Menanggapi hal ini, Wapres meminta Kemenkes menyusun sebuah sistem informasi terpadu yang secara online terus memperbarui basis data terperinci tentang pusat-pusat layanan kesehatan, baik rumah sakit maupun puskesmas. “Saya harapkan sistem ini selesai pada 2013, agar bisa kita pakai untuk mengambil keputusan,” ujarnya.

Sistem informasi kesehatan itu berisi data yang terperinci mengenai jumlah dokter, tenaga medis, persediaan obat, kapasitas, maupun lokasi yang dilengkapi dengan koordinat geospasial dan foto terakhir.

Selain itu, Boediono juga mengingatkan agar Kemenkes bersama-sama Kemendagri merumuskan pembagian peran dengan pemerintah daerah secara lebih jelas. “Harus benar-benar ada garis batas yang jelas. Ini penting karena nanti akan ada integrasi antara Jaminan kesehatan secara nasional dan jaminan kesehatan yang diselenggarakan daerah,” sambungnya.
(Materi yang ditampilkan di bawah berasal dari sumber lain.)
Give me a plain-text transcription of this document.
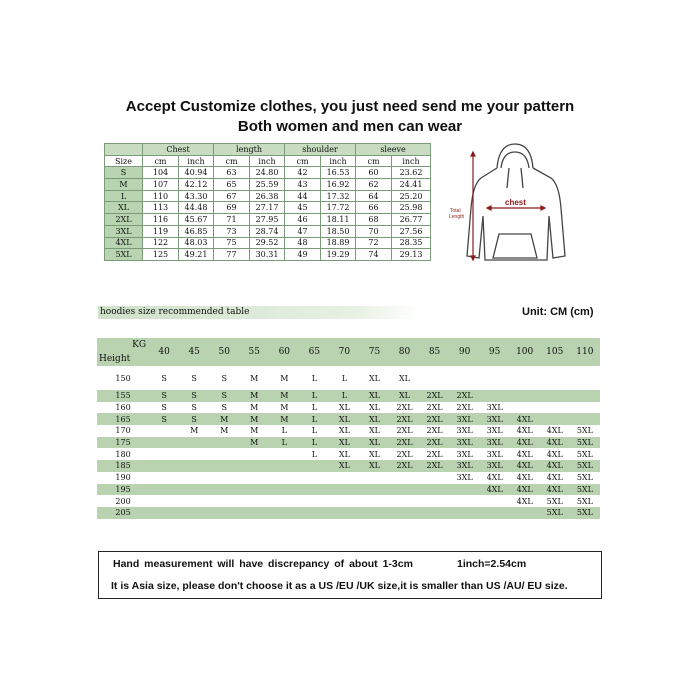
Accept Customize clothes, you just need send me your pattern
Both women and men can wear
	Chest		length		shoulder		sleeve	
Size	cm	inch	cm	inch	cm	inch	cm	inch
S	104	40.94	63	24.80	42	16.53	60	23.62
M	107	42.12	65	25.59	43	16.92	62	24.41
L	110	43.30	67	26.38	44	17.32	64	25.20
XL	113	44.48	69	27.17	45	17.72	66	25.98
2XL	116	45.67	71	27.95	46	18.11	68	26.77
3XL	119	46.85	73	28.74	47	18.50	70	27.56
4XL	122	48.03	75	29.52	48	18.89	72	28.35
5XL	125	49.21	77	30.31	49	19.29	74	29.13
chest
Total
Length
hoodies size recommended table	Unit: CM (cm)
KG
Height	40	45	50	55	60	65	70	75	80	85	90	95	100	105	110
150	S	S	S	M	M	L	L	XL	XL						
155	S	S	S	M	M	L	L	XL	XL	2XL	2XL				
160	S	S	S	M	M	L	XL	XL	2XL	2XL	2XL	3XL			
165	S	S	M	M	M	L	XL	XL	2XL	2XL	3XL	3XL	4XL		
170		M	M	M	L	L	XL	XL	2XL	2XL	3XL	3XL	4XL	4XL	5XL
175				M	L	L	XL	XL	2XL	2XL	3XL	3XL	4XL	4XL	5XL
180						L	XL	XL	2XL	2XL	3XL	3XL	4XL	4XL	5XL
185							XL	XL	2XL	2XL	3XL	3XL	4XL	4XL	5XL
190											3XL	4XL	4XL	4XL	5XL
195												4XL	4XL	4XL	5XL
200													4XL	5XL	5XL
205														5XL	5XL
Hand measurement will have discrepancy of about 1-3cm	1inch=2.54cm
It is Asia size, please don't choose it as a US /EU /UK size,it is smaller than US /AU/ EU size.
Sebelumnya Wapres menekankan pada pentingnya persiapan sisi pasokan (supply) yang menjadi tanggung jawab pemerintah. Pasokan ini termasuk dokter, tenaga medis, infrastruktur, obat-obatan, aturan dan ketentuan, termasuk juga persiapan pembiayaannya.

“Ini aspek-aspek penting yang harus kita selesaikan. Saya minta semua kementerian dan lembaga yang bertanggung jawab di bidang kesehatan mengambil langkah-langkah dan rencana aksi yang konkrit,” tutur Wapres.

Menteri Kesehatan Nafsiah Mboi menyampaikan, ada beberapa hal yang memang memerlukan perhatian. Untuk mengatasinya, Kemenkes membutuhkan dukungan kerja sama dengan kementerian maupun lembaga lain. Misalnya, untuk memenuhi jumlah dokter dan tenaga kesehatan atau meningkatkan kapasitas rumah sakit.